The first cases of 20 were on the news in early November, but no one recognized it for what it was. A CDC doctor sent out a video on social media, but it disappeared pretty quickly. So did the doctor. There were rumors. A lot of people thought it was a bad reaction to the vaccine, some sort of nuerological infection. More leaks came out of the CDC, the COVID-19 was mutating, resisting the vaccine, and feasting on nuerons of infected people.
That’s when the internet went down for good.
I turn another corner, out of his view, and begin to run. If the rumors are true about their strength, I have no alternative but to hide. I’m fit enough, but not much of a fighter, and who can really defend themselves against something that can’t feel pain?
The riots started that night, when the internet cut out. From my house alone I could see seven pillars of dark smoke rising to the sky: buildings burning. The last TV channel went down around 10:00pm, and the next day there was no electricity.
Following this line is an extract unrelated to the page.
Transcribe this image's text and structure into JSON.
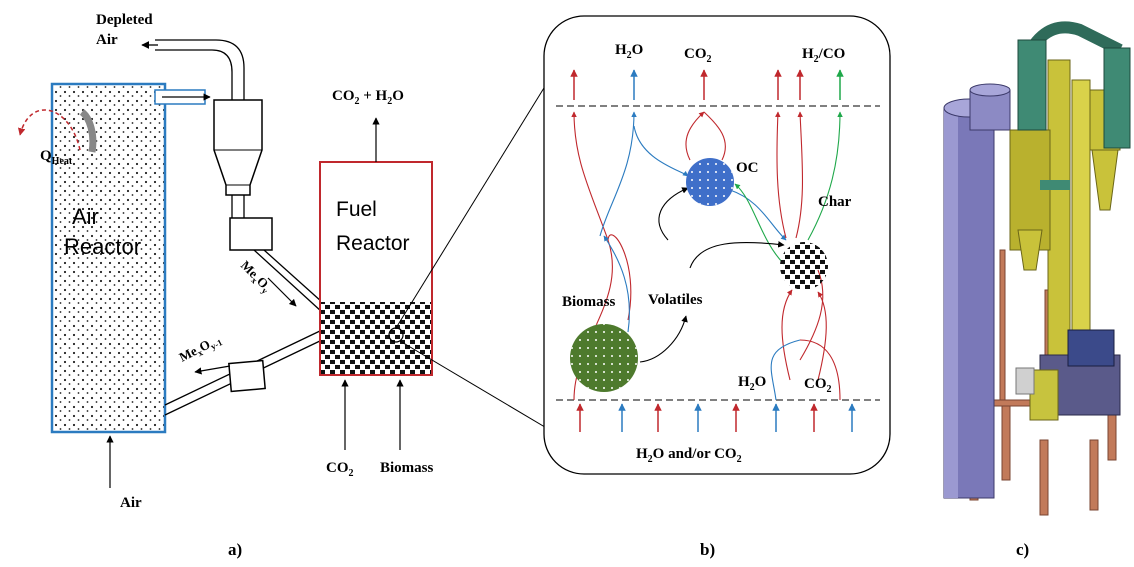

At first people helped each other out. Neighbors were checking on each other, sharing food and water while keeping the recommended 6 feet apart. But that didn’t last long. A crowd of men, maybe 12 or so, started going door to door in our neighborhood. They had a truck, a heavy one owned by the county, and they were collecting everyone’s food “for fair distribution”. Every one of them was armed, most with at least two guns, a few wore tactical vests.
I’m winded, but I must keep running. I glance behind me as I turn between two houses. He’s there. Running. His knees lift and fall so uniformally he looks almost robotic. His head no longer twitches from side to side, instead his vision is intensly focused on me, like a carnivore making its death run. I am prey. I jump a fence, and try to ignore the stitch in my side as I force myself to move faster.
It was twelve days after the power went out, nine days since the thugs with guns took everyone’s food, when the leaflets fell. There had been more fires, and large pieces of ash had been falling intermitently so that I did not recognize the papers when they first rained down. The plane that had dropped them looked like a military job, something big and camouflaged and loud. The papers did not look like anything an official government or professional organization would create. They were simple, black and white, a letter with bullet points. There was no signture line, I still have no idea who released them. They explained about 20, how the virus had mutated, how the people who contracted it could not be cured, how they would turn violent, how they would only live for a short time as they refused to eat or drink, and how they, with unnatural strength and ferocity, were only interested in harming humans around them.
I jump another fence and run through a backyard to an alley. I want to try a door, maybe I could be safe if I could get inside and out of sight, but I know that to risk trying a door will mean death if it is locked. And I cannot imagine an unlocked door in these strange times. He’s behind me, closing in. I see his face better now. His eyes are bloodshot and strangely wet. His chin is also wet, as if he drools. A vein is throbbing in his forehead.
I cannot run anymore, and to fight is suicide. I have one shot, I must try a door and hope it is unlocked and substantial enough to hold back this animal-man. I scan the houses ahead of me, looking for my best option. There, a brick house with a heavy-looking front door. I cannot see any lights in the windows but there are two cars in the driveway. If the people are home, maybe they will open the door; if they left on foot, like so many others, maybe they didn’t bother to lock the door. It is my last chance to live. I am breathing so hard, my throat feels torn from the cool air. I cross the yard, reach out my hand and close it on the metal knob.